Limitations of access
- For security purposes, Postgres hosting vendors put in limitations to access. Knowing the explicit limitations are important for future growth.
Backup & Restore
Those are not simple operations, and when you need them, you REALLY need them to be correct and to work. There are many caveats to proper backup & restore, and not all of them are immediately obvious.
- Postgres backups can be snapshots from the Postgres data directory, exports to SQL (pgdump), or using transactional logs (WAL). Point-in-Time-Restore (i.e. restore database to 5pm yesterday) requires a combination of snapshots and transaction logs. Knowing how backups happen is important for understanding capabilities.
- Are there additional costs for backup storage? Often hosting providers charge additional fees for backups or to extend the retention period of the backups.
- Some retention times are required by regulation, and others are required for sound business practices. Check that the hosting provider maintains retention of snapshots and WAL files for the use case.
Access to backup files
- Just because the hosting vendor backs up the files does not mean customers have access to the files. Without access to these backup files, customers are stuck using pg_dump, which means restoring in case of disaster will be slow, and very limiting in functionality.

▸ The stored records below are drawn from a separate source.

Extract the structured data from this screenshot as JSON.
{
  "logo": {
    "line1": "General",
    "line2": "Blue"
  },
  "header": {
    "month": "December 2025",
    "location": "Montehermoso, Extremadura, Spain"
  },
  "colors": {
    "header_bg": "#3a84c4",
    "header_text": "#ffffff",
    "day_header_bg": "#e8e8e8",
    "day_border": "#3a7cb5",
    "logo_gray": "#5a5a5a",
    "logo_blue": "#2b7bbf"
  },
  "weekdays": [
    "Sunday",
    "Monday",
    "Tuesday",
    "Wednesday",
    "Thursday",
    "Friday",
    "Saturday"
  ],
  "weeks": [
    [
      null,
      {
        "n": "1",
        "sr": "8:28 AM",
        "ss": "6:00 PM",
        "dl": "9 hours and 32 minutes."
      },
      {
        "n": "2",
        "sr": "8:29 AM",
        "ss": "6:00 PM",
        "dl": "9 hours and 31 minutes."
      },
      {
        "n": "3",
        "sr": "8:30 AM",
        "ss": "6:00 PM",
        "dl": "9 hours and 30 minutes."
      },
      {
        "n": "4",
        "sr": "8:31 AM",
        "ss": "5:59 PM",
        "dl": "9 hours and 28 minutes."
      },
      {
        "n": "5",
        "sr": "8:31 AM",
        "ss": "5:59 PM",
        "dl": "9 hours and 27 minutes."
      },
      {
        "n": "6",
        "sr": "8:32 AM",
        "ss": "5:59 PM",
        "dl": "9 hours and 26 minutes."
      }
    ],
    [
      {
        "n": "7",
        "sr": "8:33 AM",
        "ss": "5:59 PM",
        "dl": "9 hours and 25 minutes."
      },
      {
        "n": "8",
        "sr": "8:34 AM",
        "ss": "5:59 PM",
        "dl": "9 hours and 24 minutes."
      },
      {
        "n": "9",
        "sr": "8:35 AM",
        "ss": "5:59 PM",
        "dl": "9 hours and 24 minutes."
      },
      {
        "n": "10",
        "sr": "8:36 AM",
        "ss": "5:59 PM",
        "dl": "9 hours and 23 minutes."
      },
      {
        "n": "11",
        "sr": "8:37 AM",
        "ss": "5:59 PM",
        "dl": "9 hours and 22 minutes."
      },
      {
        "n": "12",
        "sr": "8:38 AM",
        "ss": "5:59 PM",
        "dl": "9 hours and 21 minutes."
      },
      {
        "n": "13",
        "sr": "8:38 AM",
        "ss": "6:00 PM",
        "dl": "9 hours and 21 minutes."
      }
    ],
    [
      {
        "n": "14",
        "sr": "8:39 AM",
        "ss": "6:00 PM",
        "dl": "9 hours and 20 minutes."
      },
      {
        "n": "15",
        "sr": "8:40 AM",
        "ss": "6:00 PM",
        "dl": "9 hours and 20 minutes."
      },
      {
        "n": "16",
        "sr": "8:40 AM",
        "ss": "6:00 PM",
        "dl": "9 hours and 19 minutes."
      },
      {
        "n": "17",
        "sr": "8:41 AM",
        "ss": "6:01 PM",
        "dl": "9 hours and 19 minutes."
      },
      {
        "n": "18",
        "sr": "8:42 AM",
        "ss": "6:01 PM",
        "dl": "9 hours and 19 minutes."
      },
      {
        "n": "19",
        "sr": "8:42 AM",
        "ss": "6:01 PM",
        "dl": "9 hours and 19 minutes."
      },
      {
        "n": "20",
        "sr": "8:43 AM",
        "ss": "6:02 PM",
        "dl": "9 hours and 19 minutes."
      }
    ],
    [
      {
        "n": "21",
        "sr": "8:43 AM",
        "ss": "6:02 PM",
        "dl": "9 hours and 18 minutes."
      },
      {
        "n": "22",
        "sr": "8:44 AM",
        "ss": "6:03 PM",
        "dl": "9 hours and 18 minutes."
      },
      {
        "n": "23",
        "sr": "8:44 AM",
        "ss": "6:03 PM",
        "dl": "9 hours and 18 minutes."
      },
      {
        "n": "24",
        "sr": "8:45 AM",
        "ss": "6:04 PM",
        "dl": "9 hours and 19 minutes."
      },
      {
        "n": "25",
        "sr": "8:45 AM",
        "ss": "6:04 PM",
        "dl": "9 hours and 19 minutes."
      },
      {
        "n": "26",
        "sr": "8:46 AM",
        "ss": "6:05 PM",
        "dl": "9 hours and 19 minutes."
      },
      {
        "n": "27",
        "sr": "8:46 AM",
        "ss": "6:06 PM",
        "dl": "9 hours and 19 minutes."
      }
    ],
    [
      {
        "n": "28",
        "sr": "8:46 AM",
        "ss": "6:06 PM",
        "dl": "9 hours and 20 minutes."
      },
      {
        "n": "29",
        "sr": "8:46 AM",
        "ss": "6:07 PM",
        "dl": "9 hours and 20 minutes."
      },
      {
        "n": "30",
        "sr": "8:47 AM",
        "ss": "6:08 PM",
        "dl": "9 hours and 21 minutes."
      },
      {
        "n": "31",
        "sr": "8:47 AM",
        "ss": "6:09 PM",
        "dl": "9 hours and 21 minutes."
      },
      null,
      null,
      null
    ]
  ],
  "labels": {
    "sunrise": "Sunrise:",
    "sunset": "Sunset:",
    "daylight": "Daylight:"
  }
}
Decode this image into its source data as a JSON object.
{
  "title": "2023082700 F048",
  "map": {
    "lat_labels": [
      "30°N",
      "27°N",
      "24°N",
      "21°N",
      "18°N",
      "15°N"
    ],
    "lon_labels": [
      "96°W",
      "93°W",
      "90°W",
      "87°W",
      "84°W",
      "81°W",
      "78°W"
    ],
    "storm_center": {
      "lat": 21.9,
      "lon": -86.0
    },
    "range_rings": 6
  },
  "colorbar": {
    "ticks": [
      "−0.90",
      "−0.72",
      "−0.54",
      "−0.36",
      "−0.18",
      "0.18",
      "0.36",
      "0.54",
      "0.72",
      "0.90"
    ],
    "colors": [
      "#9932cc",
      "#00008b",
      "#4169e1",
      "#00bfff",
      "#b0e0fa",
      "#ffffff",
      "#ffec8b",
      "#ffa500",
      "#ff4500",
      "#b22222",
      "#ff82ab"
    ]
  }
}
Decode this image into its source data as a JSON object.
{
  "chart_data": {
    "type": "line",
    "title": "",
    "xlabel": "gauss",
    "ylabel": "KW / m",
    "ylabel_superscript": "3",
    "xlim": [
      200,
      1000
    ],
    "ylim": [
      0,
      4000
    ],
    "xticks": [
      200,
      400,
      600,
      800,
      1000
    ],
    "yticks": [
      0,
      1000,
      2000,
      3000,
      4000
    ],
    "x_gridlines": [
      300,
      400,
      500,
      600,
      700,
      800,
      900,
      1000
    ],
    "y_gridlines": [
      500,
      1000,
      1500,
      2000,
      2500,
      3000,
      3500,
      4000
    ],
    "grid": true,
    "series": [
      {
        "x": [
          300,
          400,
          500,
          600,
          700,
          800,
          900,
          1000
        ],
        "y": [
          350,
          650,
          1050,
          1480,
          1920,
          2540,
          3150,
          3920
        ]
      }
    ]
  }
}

- Restore processes are based on capabilities of the vendor. Typical questions are: do restores happen to new hosts or overwrite the existing host? Is point-in-time-restore actually possible? Restore to a different region?
High-availability functionality is unique to the Postgres hosting vendor. Some use off-the-shelf tools, which limit tunability.
- There are a number of HA systems for Postgres. How quickly will the HA system respond and attempt to automatically recovery the cluster? Make sure you test recovery often and have statistics on timing.
- Postgres can replicate using streaming, logical, or statement-based replication, each having pros and cons. Which does the hosting provider use and does that fit your needs? Streaming replication is a high-integrity system for replication that checks commits across the cluster against an internal timeline.
- Does the hostname change? Does the failover system have the same system resources as the initial host? When building systems that rely on the database, it is important to program your secondary systems to behave properly as well.
With the cloud, high-availability is no longer a disaster because of the advanced systems. Thus, disasters are client-side issues, like dropping a database, or vendor-side issues, like a data-center failing.
Disaster recovery process
- Will the vendor assist with client-side failures or only on vendor-side failures? If so, what is the initiation process and the SLA for a response time.
Customer-facing tools for client-side failures
- Most client-side failures can be resolved with point-in-time-restore (i.e. restore to the time before the failure). Does the vendor include API programmability to take snapshots of your database prior to large migrations?
Ability to Migrate
Not all vendor relationships work. Many database hosting vendors make it super easy to import data, but export data is a downtime event.
Open Source Postgres
- Migrating from a Postgres-compatible database to an Open Source Postgres database is not as easy as it sounds. Thus, know there probably is not a reverse switch.
- For large databases (greater than 100GB), it is typically best to replicate a database using streaming replication or access to WAL files. This enables minimal downtime migrations. If the vendor claims pgdump is the only migration path for larger databases, migration will require significant downtime.